Que la misericordia divina mantenga alejado de la mente de los suyos este crimen; que esto no sea más que una locura de los impíos. La Iglesia de Cristo, custodio vigilante y prudente de los dogmas que le han sido confiados, no cambia nunca nada en ellos, ni les quita o añade nada; no rechaza lo que es necesario ni añade lo que es superfluo; no deja que se le escape lo que es suyo ni se apropia de lo que pertenece a otros. Al tomar cautelosamente con fidelidad y prudencia las doctrinas antiguas, sólo busca hacer con sumo celo lo siguiente: perfeccionar y perfilar lo que ha recibido de la antigüedad de una manera solamente esbozada; consolidar y reforzar lo que ha sido expresado con precisión; custodiar lo que ha sido ya confirmado y definido. 

En realidad, ¿qué fines se propuso obtener siempre la Iglesia con los decretos conciliares, si no ha sido el que se crea con mayor conocimiento lo que antes ya se creía con sencillez; que se predique con mayor insistencia lo que antes ya se predicaba con menor empeño; que se venere con mayor solicitud lo que ya antes se honraba con demasiada calma? 

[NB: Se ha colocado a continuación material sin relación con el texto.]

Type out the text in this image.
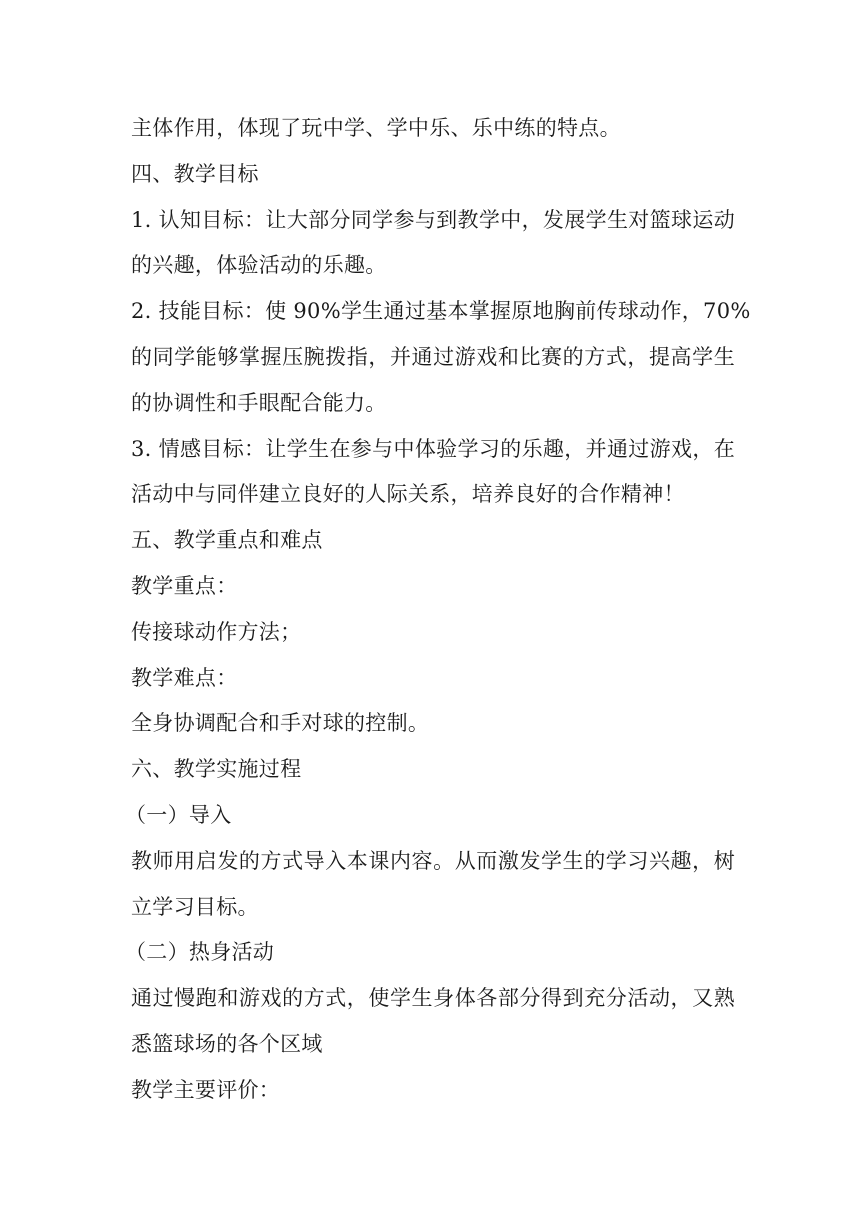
主体作用，体现了玩中学、学中乐、乐中练的特点。
四、教学目标
1. 认知目标：让大部分同学参与到教学中，发展学生对篮球运动
的兴趣，体验活动的乐趣。
2. 技能目标：使 90%学生通过基本掌握原地胸前传球动作，70%
的同学能够掌握压腕拨指，并通过游戏和比赛的方式，提高学生
的协调性和手眼配合能力。
3. 情感目标：让学生在参与中体验学习的乐趣，并通过游戏，在
活动中与同伴建立良好的人际关系，培养良好的合作精神！
五、教学重点和难点
教学重点：
传接球动作方法；
教学难点：
全身协调配合和手对球的控制。
六、教学实施过程
（一）导入
教师用启发的方式导入本课内容。从而激发学生的学习兴趣，树
立学习目标。
（二）热身活动
通过慢跑和游戏的方式，使学生身体各部分得到充分活动，又熟
悉篮球场的各个区域
教学主要评价：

Esto y no otra cosa ha hecho siempre la Iglesia con los decretos de los concilios, provocada por las innovaciones de los herejes: transmitir a la posteridad en documentos escritos lo que había recibido de nuestros padres mediante sólo la tradición; resumir en fórmulas breves una gran cantidad de nociones y, más frecuentemente, con el fin de ilustrar la inteligencia, especificar con términos nuevos y apropiados una doctrina no nueva.